Some think this might not hit far from the truth. In his last planned speech before leaving his post as FCC chairman, Tom Wheeler expressed concerns over the effects the Trump administration's planned dismantling of net neutrality might have on IoT. "[T]he growth of the internet of things is another area that depends on the open connectivity of those things," he said. "If ISPs can decide arbitrarily which IoT device can be connected, or favor their own IoT activity over their competitors, the bright future of IoT dims."

Wheeler should understand the collective mindset of the ISPs. Before coming aboard at the FCC, he was a venture capitalist and lobbyist for the cable and wireless industry and had been President of the National Cable and Telecommunications Association and CEO of the Cellular Telecommunications and Internet Association.

These days, he's a member of the board at the IoT company Actility, and he's evidently still concerned. In an article published last week on Wired, he's quoted as saying, "Latency, as computers are talking to computers, becomes a very important thing. The question becomes whether there will be different levels of service, will there be paid prioritization?"

If so, that could give added advantage to established IoT-based companies with with deep pockets when marketing products requiring data to travel the first or last miles across the public Internet.

"The future could end up being controlled by four companies," he said. "That's why open networks are important."

Again, ISPs deny that any such plans are in the works. On May 17, the day before the FCC was to consider current FCC chairman Ajit Pai's "Restoring Internet Freedom" plan to overturn the Internet's Title II classification and net neutrality rules, the NCTA -- broadband and pay TV's principle trade association in the U.S. -- took out a full page ad in the Washington Post to assure the public (and presumably the FCC) that their interests in ending net neutrality are benign.

"An open Internet means that we do not block, throttle or otherwise impair your online activity," the ad read. "We firmly stand by that commitment because it is good for our customers and good for our business."

Although the ad didn't mention IoT specifically, someone -- presumably the NCTA -- has taken out a Google text ad with the title "The truth about net neutrality - Where do ISPs stand?" that shows up in search results and links to a page on the NCTA website introducing the Post ad.

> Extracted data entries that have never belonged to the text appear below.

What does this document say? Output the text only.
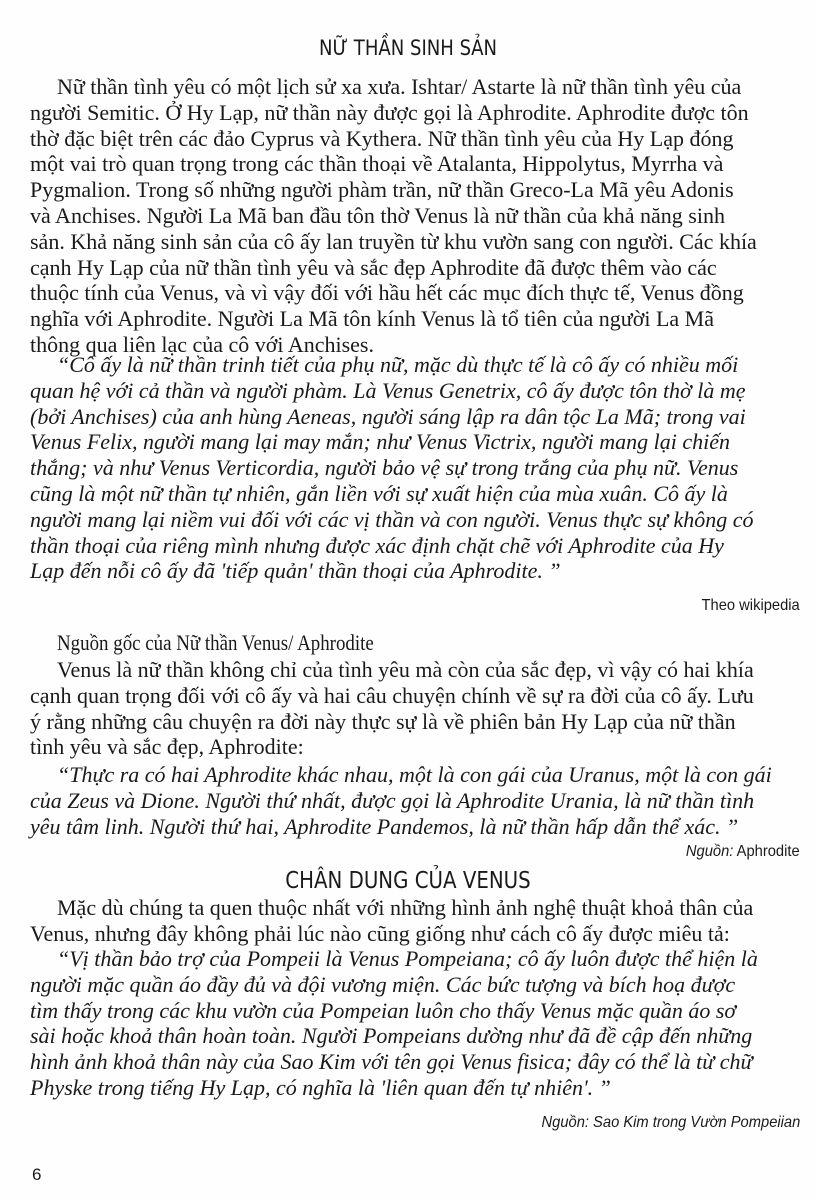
NỮ THẦN SINH SẢN
Nữ thần tình yêu có một lịch sử xa xưa. Ishtar/ Astarte là nữ thần tình yêu của
người Semitic. Ở Hy Lạp, nữ thần này được gọi là Aphrodite. Aphrodite được tôn
thờ đặc biệt trên các đảo Cyprus và Kythera. Nữ thần tình yêu của Hy Lạp đóng
một vai trò quan trọng trong các thần thoại về Atalanta, Hippolytus, Myrrha và
Pygmalion. Trong số những người phàm trần, nữ thần Greco-La Mã yêu Adonis
và Anchises. Người La Mã ban đầu tôn thờ Venus là nữ thần của khả năng sinh
sản. Khả năng sinh sản của cô ấy lan truyền từ khu vườn sang con người. Các khía
cạnh Hy Lạp của nữ thần tình yêu và sắc đẹp Aphrodite đã được thêm vào các
thuộc tính của Venus, và vì vậy đối với hầu hết các mục đích thực tế, Venus đồng
nghĩa với Aphrodite. Người La Mã tôn kính Venus là tổ tiên của người La Mã
thông qua liên lạc của cô với Anchises.
“Cô ấy là nữ thần trinh tiết của phụ nữ, mặc dù thực tế là cô ấy có nhiều mối
quan hệ với cả thần và người phàm. Là Venus Genetrix, cô ấy được tôn thờ là mẹ
(bởi Anchises) của anh hùng Aeneas, người sáng lập ra dân tộc La Mã; trong vai
Venus Felix, người mang lại may mắn; như Venus Victrix, người mang lại chiến
thắng; và như Venus Verticordia, người bảo vệ sự trong trắng của phụ nữ. Venus
cũng là một nữ thần tự nhiên, gắn liền với sự xuất hiện của mùa xuân. Cô ấy là
người mang lại niềm vui đối với các vị thần và con người. Venus thực sự không có
thần thoại của riêng mình nhưng được xác định chặt chẽ với Aphrodite của Hy
Lạp đến nỗi cô ấy đã 'tiếp quản' thần thoại của Aphrodite. ”
Theo wikipedia
Nguồn gốc của Nữ thần Venus/ Aphrodite
Venus là nữ thần không chỉ của tình yêu mà còn của sắc đẹp, vì vậy có hai khía
cạnh quan trọng đối với cô ấy và hai câu chuyện chính về sự ra đời của cô ấy. Lưu
ý rằng những câu chuyện ra đời này thực sự là về phiên bản Hy Lạp của nữ thần
tình yêu và sắc đẹp, Aphrodite:
“Thực ra có hai Aphrodite khác nhau, một là con gái của Uranus, một là con gái
của Zeus và Dione. Người thứ nhất, được gọi là Aphrodite Urania, là nữ thần tình
yêu tâm linh. Người thứ hai, Aphrodite Pandemos, là nữ thần hấp dẫn thể xác. ”
Nguồn: Aphrodite
CHÂN DUNG CỦA VENUS
Mặc dù chúng ta quen thuộc nhất với những hình ảnh nghệ thuật khoả thân của
Venus, nhưng đây không phải lúc nào cũng giống như cách cô ấy được miêu tả:
“Vị thần bảo trợ của Pompeii là Venus Pompeiana; cô ấy luôn được thể hiện là
người mặc quần áo đầy đủ và đội vương miện. Các bức tượng và bích hoạ được
tìm thấy trong các khu vườn của Pompeian luôn cho thấy Venus mặc quần áo sơ
sài hoặc khoả thân hoàn toàn. Người Pompeians dường như đã đề cập đến những
hình ảnh khoả thân này của Sao Kim với tên gọi Venus fisica; đây có thể là từ chữ
Physke trong tiếng Hy Lạp, có nghĩa là 'liên quan đến tự nhiên'. ”
Nguồn: Sao Kim trong Vườn Pompeiian
6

Some tech writers are giving the ISPs the benefit of the doubt, citing the low amount of traffic individual IoT devices generate and expressing doubts that the dismantling of net neutrality will be deep enough to do away with all restrictions. This point was made last August, before Trump's election, by Nathan Rockershousen:

"It is safe to say the IoT will generally be unaffected by the issue of net neutrality," he wrote. "The ability to freely use the Internet is something that is coveted by most Internet users, thus it is unlikely that there will be any successful dismantling of the Communications Act. Even in the improbable event that ISPs were given the power to control the Internet, there wouldn’t be any dramatic impacts for the IoT. This is due to the fact that these networks of devices are not consuming bandwidth in quantities even remotely close to that of companies like Netflix."

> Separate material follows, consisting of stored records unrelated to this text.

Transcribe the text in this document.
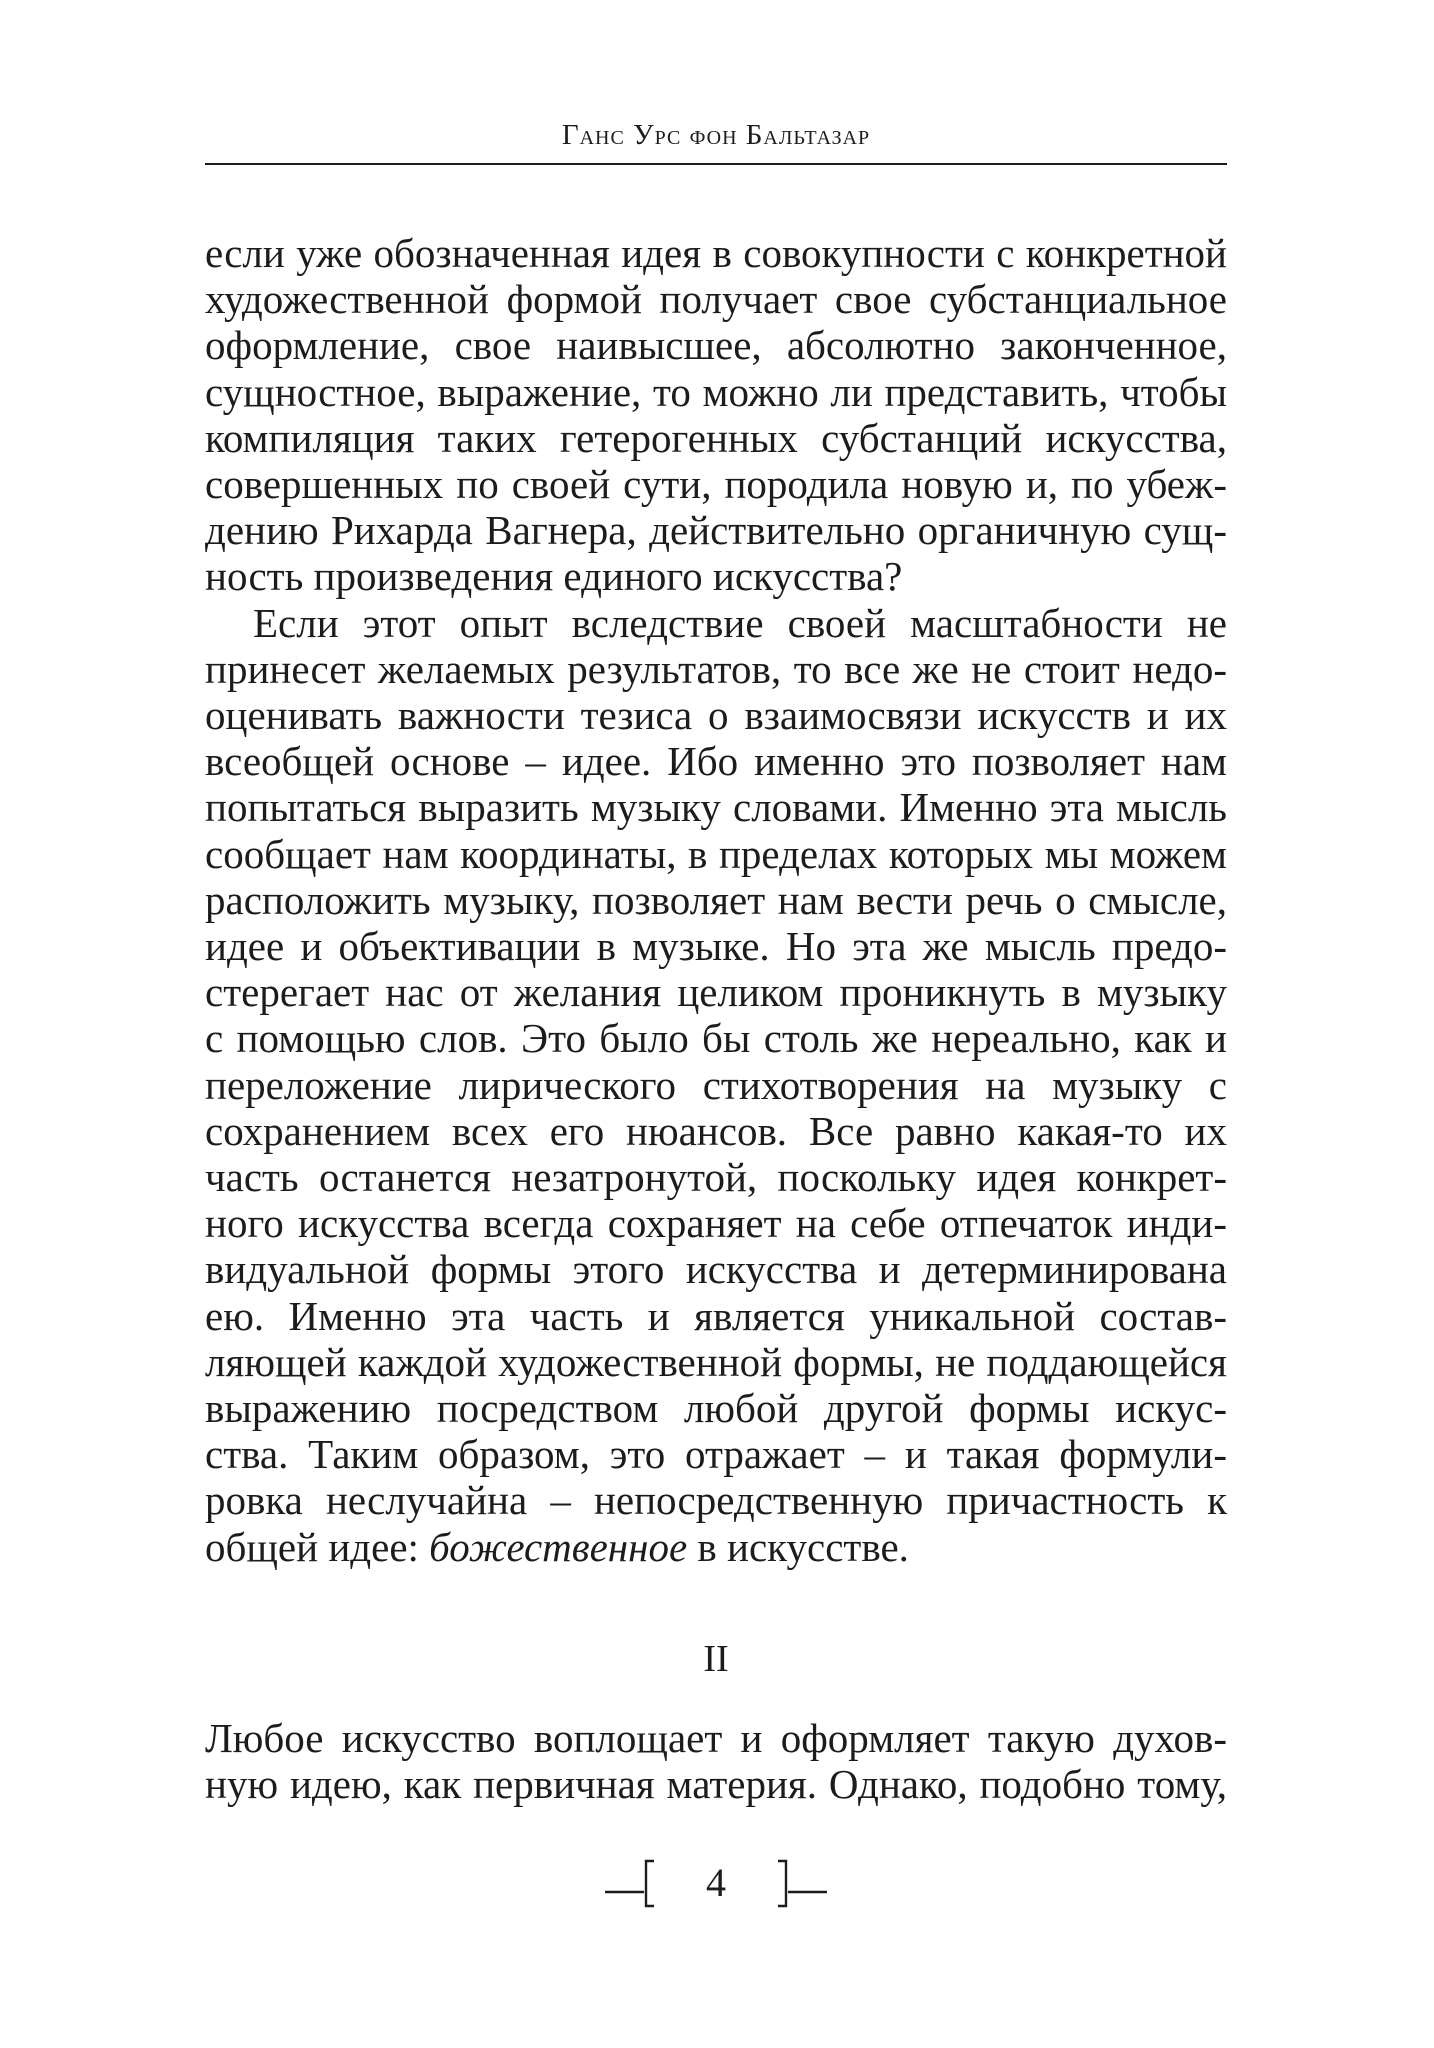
Ганс Урс фон Бальтазар
если уже обозначенная идея в совокупности с конкретной
художественной формой получает свое субстанциальное
оформление, свое наивысшее, абсолютно законченное,
сущностное, выражение, то можно ли представить, чтобы
компиляция таких гетерогенных субстанций искусства,
совершенных по своей сути, породила новую и, по убеж-
дению Рихарда Вагнера, действительно органичную сущ-
ность произведения единого искусства?
Если этот опыт вследствие своей масштабности не
принесет желаемых результатов, то все же не стоит недо-
оценивать важности тезиса о взаимосвязи искусств и их
всеобщей основе – идее. Ибо именно это позволяет нам
попытаться выразить музыку словами. Именно эта мысль
сообщает нам координаты, в пределах которых мы можем
расположить музыку, позволяет нам вести речь о смысле,
идее и объективации в музыке. Но эта же мысль предо-
стерегает нас от желания целиком проникнуть в музыку
с помощью слов. Это было бы столь же нереально, как и
переложение лирического стихотворения на музыку с
сохранением всех его нюансов. Все равно какая-то их
часть останется незатронутой, поскольку идея конкрет-
ного искусства всегда сохраняет на себе отпечаток инди-
видуальной формы этого искусства и детерминирована
ею. Именно эта часть и является уникальной состав-
ляющей каждой художественной формы, не поддающейся
выражению посредством любой другой формы искус-
ства. Таким образом, это отражает – и такая формули-
ровка неслучайна – непосредственную причастность к
общей идее: божественное в искусстве.
II
Любое искусство воплощает и оформляет такую духов-
ную идею, как первичная материя. Однако, подобно тому,
4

On the flip side of the coin is TechCrunch, a website that earns its keep by expecting the worst from big business, which thinks a move by broadband providers to regulate the movement of IoT data through their pipes is inevitable.

"We've already watched these very same companies block mobile payment companies they didn't want to compete with," Karl Bode wrote on Friday. "And we've watched as they've fought tooth and nail to prevent consumers from being able to buy and use the cable boxes of their choice. Why wouldn't these giant ISPs press their advantage after spending millions in lobbying?"

However, even TechCrunch thinks ISPs will exercise some restraint and won't attempt to monetize IoT immediately: "To be clear, even if the FCC does kill net neutrality rules later this year, large ISPs likely won't engage in this behavior right away."

My Magic 8-Ball says, "Wait and see."